In 2017, Ashleigh pleaded not guilty to first-degree murder and the two-week trial started. As the jurors heard the shocking accusations, they gasped as Ashleigh wept. It seemed unthinkable that someone could go to such lengths.
Despite not using mental illness as a defence, her lawyers said that Ashleigh had suffered a lifetime of depression, and although she’d lied to everyone about being pregnant, she didn’t necessarily plan to steal Angelikque’s baby, because she had no getaway plan.
‘If the point of the killing was to get to the baby, what was the end game? What was the escape plan?’ they said. ‘911 was called multiple times, and she waited outside.
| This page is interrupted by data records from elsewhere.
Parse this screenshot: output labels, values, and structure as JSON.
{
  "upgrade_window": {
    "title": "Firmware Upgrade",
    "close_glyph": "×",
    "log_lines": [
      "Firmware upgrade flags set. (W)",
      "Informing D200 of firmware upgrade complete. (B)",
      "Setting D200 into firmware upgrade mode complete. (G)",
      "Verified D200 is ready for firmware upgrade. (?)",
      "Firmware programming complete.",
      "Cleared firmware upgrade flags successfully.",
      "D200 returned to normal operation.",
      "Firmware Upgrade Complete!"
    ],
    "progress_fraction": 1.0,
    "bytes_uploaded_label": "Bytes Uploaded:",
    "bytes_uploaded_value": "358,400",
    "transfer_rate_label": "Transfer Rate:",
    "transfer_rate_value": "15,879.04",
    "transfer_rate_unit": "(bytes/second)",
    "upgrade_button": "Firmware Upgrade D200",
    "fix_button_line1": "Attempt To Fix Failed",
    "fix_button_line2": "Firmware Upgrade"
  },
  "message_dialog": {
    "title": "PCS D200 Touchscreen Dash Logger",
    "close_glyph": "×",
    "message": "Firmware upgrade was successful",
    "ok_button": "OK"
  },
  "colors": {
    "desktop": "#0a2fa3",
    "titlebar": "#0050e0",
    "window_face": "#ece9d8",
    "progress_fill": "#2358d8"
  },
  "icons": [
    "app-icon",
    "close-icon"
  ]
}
All of this goes to a lack of preplanning.’
Ashleigh continued to claim that she’d ‘rescued’ Jenasis, and that when she was holding her it felt like that baby could be hers.
‘Holding her felt right and I believed that that little girl was mine,’ she said.
Her defence said she’d simply lost control during an ‘extreme emotional disturbance’. She’d snapped as Angelikque reminded her of everything she had – everything Ashleigh wanted.
Brutal and calculated
But the prosecution said the attack was brutal and calculated. Ashleigh had everything she needed apart from a baby, and reconnecting with Angelikque was all part of the plan. She’d even deliberately avoided stabbing Angelikque’s abdomen because the baby was her motive and she didn’t want it harmed.
‘The defendant attacked Ms Sutton by stabbing and slashing her repeatedly in the face and neck,’ they said.
‘The defendant cut Ms Sutton’s larynx – her voice box. Ms Sutton could not scream, could not say a word. She cut her major blood vessels. What the defendant did to her next is almost unspeakable.’
Jurors were forced to view extremely graphic evidence photos. Images of Angelikque’s bloody body, close-ups of her slashed throat. At one point, a female juror fainted and the court had to be cleared while she received medical attention.
Ashleigh’s boyfriend took the stand and said he didn’t question the pregnancy because Ashleigh’s stomach was growing and he believed he’d ‘felt the baby’. When he’d arrived at the crime scene, he believed the baby girl was his and was devastated to discover he’d been deceived.
In October, Ashleigh was found guilty of second-degree murder and kidnapping, and she sobbed uncontrollably as she was taken away. When she was sentenced to a minimum of 40 years in prison, Ashleigh continued to cry and shake, realising she may spend her whole life behind bars.